Asus k56cb-xx457h-be : I5-3337U, 8GB RAM DDR3, NVIDIA GeForce GT 740M 2GB, 500GB HDD

Lenova ideapad s500: I5-3337U, 8GB RAM DDR3, NVIDIA GT 720 2GB, 500GB HDD, no dvd-drive


About the same price, Lenovo in stock, asus delivery in one week

Use: general, internet, watching films, some gaming

Which one should I choose?
 
Solution
Asus is a good brand. They have actually been making laptops for quite some time, but for other brand names. I think they started selling laptops under their own brand name about 4 or 5 years ago. The only thing I don't like about Asus laptops is that the battery is integrated inside the chassis which means you need to send it back to Asus if you ever need the battery to be changed. Unless you are willing to partially take your laptop apart to get to the battery so that you can change it yourself. However, ultrabooks have internal batteries so the argument against internal batteries is moot.
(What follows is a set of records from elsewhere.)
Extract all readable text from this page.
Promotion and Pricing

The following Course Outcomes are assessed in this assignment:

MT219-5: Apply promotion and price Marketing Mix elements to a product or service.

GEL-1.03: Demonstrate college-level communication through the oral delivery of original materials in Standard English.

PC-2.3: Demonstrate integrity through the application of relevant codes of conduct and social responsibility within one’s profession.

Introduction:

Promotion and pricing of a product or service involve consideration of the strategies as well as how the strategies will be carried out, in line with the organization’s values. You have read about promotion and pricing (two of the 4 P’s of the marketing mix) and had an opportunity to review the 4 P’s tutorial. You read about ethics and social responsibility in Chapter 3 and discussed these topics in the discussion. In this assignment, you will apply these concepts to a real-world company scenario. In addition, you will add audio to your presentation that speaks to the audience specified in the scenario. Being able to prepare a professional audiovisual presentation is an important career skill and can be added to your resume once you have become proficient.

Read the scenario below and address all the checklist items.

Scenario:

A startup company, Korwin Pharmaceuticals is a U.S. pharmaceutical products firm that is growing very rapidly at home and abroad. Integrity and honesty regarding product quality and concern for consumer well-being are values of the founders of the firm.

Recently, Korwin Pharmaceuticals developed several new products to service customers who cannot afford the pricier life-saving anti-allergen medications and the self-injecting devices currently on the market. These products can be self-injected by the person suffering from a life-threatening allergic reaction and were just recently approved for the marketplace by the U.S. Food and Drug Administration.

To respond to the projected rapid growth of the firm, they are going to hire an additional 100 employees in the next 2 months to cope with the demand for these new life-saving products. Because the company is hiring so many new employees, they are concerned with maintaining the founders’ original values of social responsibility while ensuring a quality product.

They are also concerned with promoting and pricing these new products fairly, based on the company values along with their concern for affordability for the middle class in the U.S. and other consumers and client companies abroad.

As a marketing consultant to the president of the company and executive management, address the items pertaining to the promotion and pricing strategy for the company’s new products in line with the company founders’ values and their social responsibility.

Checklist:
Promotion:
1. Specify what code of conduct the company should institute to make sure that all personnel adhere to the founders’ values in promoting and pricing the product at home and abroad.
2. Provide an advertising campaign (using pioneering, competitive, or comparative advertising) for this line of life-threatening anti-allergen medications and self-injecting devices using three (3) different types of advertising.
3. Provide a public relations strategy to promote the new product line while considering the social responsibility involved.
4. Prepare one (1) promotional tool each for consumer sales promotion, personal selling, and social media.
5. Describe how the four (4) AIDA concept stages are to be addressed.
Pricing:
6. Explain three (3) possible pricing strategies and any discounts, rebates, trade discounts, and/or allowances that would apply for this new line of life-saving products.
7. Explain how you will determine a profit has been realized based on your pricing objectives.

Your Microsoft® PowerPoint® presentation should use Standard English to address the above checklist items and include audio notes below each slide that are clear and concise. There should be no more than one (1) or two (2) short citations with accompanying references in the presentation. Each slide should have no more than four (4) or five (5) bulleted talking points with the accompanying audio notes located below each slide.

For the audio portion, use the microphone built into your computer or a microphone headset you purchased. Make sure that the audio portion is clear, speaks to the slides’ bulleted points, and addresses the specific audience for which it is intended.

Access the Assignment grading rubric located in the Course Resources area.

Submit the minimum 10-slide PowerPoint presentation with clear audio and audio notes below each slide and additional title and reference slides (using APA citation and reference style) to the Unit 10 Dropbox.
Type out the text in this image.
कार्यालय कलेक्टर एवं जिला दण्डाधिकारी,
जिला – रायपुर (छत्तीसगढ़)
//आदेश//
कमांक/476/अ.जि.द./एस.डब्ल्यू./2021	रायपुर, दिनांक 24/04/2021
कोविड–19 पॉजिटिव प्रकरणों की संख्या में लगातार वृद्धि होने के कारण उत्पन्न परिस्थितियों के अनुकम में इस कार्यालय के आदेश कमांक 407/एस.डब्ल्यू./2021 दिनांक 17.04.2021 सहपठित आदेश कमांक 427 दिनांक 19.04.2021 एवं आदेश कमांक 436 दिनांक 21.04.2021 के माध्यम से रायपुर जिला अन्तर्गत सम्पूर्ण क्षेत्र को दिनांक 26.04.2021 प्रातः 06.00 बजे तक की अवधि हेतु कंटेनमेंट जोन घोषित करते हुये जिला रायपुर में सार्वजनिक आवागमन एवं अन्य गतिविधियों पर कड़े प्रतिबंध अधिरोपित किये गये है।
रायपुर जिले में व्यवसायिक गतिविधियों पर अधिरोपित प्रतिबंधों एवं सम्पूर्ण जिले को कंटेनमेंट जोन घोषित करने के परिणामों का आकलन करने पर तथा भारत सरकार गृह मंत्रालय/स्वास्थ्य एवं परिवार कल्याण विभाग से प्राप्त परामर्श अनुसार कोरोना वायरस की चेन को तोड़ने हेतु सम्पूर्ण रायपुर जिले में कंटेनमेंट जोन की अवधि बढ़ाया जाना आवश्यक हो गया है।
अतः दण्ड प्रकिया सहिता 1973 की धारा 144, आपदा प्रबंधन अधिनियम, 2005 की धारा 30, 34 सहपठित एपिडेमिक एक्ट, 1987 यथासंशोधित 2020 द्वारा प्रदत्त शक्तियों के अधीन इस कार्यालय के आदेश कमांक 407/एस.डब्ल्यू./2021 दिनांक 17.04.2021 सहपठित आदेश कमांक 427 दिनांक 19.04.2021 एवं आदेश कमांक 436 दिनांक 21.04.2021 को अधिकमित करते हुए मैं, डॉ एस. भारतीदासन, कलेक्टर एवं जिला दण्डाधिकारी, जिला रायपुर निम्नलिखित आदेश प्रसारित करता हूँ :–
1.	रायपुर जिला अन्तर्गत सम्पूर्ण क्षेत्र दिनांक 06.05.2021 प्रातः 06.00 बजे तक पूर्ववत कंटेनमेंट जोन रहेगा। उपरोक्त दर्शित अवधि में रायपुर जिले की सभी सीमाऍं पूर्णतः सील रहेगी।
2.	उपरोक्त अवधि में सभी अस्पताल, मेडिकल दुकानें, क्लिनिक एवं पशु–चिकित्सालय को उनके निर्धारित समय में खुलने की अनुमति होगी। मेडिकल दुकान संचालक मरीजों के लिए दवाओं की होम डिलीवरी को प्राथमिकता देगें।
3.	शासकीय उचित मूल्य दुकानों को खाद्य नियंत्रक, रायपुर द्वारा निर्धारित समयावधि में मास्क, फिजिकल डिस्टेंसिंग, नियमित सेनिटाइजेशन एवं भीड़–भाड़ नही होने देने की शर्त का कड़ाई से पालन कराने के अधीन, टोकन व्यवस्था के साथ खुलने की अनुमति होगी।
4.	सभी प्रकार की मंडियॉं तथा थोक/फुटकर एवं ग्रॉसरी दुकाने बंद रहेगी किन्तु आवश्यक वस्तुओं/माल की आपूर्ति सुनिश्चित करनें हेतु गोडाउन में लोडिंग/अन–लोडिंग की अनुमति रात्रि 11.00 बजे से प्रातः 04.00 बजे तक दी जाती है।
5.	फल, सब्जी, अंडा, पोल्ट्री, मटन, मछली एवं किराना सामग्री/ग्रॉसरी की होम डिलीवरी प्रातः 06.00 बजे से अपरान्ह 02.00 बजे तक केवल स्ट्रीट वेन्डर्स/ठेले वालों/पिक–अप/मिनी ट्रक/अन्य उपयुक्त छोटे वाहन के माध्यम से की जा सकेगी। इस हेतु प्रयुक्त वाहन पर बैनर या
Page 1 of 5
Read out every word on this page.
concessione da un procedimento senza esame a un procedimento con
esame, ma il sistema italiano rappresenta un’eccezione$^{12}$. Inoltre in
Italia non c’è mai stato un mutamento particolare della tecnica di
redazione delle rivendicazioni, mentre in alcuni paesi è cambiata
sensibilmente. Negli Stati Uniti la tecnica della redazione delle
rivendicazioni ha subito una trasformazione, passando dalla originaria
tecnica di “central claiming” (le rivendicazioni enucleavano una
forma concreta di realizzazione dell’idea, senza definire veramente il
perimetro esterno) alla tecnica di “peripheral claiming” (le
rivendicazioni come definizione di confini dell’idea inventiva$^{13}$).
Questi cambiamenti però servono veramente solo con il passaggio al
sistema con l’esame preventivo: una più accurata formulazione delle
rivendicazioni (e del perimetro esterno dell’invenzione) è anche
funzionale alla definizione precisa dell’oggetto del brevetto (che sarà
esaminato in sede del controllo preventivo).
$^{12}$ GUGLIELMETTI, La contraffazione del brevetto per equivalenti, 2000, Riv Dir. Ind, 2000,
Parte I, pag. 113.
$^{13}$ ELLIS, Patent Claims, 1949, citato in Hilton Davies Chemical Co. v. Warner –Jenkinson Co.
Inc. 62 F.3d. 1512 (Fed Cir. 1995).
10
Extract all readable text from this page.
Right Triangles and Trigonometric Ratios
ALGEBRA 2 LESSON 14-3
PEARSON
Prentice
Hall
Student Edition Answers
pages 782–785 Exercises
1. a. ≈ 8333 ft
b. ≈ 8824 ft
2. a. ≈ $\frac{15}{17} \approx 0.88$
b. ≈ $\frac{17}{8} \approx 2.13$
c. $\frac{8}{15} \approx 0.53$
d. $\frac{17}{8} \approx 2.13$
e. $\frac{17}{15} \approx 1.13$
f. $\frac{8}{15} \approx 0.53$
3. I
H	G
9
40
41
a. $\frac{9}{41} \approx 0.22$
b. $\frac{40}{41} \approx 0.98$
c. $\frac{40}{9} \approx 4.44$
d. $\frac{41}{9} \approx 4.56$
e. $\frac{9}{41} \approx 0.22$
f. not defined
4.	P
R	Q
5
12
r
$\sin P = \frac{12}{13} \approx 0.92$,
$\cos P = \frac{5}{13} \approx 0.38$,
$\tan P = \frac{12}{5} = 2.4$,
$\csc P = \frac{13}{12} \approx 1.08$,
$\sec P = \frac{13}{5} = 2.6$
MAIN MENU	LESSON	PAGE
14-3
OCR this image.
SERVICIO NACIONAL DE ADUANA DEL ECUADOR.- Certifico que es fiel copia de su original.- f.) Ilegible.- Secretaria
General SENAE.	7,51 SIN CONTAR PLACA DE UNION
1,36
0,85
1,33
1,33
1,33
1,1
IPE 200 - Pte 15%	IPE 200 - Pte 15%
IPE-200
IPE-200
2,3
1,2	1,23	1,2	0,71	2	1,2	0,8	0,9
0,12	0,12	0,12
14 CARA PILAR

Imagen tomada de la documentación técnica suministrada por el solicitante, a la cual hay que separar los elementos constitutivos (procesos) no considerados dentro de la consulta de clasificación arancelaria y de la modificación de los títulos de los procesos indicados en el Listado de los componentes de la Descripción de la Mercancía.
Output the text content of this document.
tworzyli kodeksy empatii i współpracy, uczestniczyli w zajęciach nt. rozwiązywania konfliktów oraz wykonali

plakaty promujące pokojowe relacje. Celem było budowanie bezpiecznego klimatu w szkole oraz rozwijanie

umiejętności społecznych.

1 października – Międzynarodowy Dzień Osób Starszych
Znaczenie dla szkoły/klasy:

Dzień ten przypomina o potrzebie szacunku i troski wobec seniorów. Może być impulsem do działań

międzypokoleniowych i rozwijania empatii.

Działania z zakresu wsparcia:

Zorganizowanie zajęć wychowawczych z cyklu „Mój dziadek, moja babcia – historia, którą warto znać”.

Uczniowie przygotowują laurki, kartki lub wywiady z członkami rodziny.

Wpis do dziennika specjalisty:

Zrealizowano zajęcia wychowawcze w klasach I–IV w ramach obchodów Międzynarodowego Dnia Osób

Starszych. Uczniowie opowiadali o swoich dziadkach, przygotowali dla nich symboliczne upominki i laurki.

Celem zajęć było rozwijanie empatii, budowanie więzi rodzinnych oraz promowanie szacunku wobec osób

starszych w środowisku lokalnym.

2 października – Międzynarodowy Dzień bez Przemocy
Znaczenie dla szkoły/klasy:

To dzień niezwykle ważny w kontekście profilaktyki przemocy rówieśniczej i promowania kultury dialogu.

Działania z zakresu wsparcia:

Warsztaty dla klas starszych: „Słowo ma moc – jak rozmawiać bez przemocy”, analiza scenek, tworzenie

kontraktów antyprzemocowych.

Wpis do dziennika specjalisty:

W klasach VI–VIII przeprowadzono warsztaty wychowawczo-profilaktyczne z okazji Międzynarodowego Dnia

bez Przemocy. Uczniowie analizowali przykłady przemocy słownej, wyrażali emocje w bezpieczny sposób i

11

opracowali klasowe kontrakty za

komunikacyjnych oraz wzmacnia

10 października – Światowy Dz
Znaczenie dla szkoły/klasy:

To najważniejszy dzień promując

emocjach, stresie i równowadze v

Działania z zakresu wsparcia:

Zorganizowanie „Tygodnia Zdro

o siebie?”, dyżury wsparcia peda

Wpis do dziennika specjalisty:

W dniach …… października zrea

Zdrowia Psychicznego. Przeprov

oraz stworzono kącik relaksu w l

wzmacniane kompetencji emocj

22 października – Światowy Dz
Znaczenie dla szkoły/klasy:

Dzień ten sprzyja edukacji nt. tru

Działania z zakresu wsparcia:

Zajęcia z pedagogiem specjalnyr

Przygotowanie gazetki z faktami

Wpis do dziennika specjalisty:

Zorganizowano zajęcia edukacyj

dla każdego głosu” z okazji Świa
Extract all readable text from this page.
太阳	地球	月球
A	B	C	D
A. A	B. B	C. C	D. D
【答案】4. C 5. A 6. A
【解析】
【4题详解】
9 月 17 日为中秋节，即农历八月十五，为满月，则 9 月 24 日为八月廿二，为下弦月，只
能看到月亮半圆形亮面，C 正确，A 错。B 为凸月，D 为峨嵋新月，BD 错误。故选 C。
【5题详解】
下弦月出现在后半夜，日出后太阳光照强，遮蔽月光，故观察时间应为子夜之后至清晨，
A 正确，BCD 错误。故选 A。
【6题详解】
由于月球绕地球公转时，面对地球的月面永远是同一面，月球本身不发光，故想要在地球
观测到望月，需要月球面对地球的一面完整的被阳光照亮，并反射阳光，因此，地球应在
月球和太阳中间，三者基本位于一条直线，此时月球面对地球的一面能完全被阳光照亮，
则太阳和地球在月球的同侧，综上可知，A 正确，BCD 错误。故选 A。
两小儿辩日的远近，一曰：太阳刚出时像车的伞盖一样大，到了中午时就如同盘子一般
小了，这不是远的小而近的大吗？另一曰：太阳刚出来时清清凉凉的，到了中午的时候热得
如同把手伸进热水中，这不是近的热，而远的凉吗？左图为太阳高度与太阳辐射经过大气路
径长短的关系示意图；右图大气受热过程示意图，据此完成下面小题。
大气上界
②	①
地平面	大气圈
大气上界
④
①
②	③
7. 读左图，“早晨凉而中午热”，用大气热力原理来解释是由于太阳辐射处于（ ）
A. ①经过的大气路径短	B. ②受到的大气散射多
Many of Lenovo Haswell generation laptops (or at least the ThinkPad series) have something called "Power Bridge". That means some of their laptops...
The Asus has the more powerful GPU which means it's more suited for playing games. If you want a certain minimum level of game performance then the Asus will last you longer before you feel the need to buy a new laptop with a more powerful GPU.
 
Asus is a good brand. They have actually been making laptops for quite some time, but for other brand names. I think they started selling laptops under their own brand name about 4 or 5 years ago. The only thing I don't like about Asus laptops is that the battery is integrated inside the chassis which means you need to send it back to Asus if you ever need the battery to be changed. Unless you are willing to partially take your laptop apart to get to the battery so that you can change it yourself. However, ultrabooks have internal batteries so the argument against internal batteries is moot.

Many of Lenovo Haswell generation laptops (or at least the ThinkPad series) have something called "Power Bridge". That means some of their laptops and ultrabooks have two batteries; one internal (relatively difficult to get to) and one removable battery. That basically means you can switch batteries without having to turn off the laptop.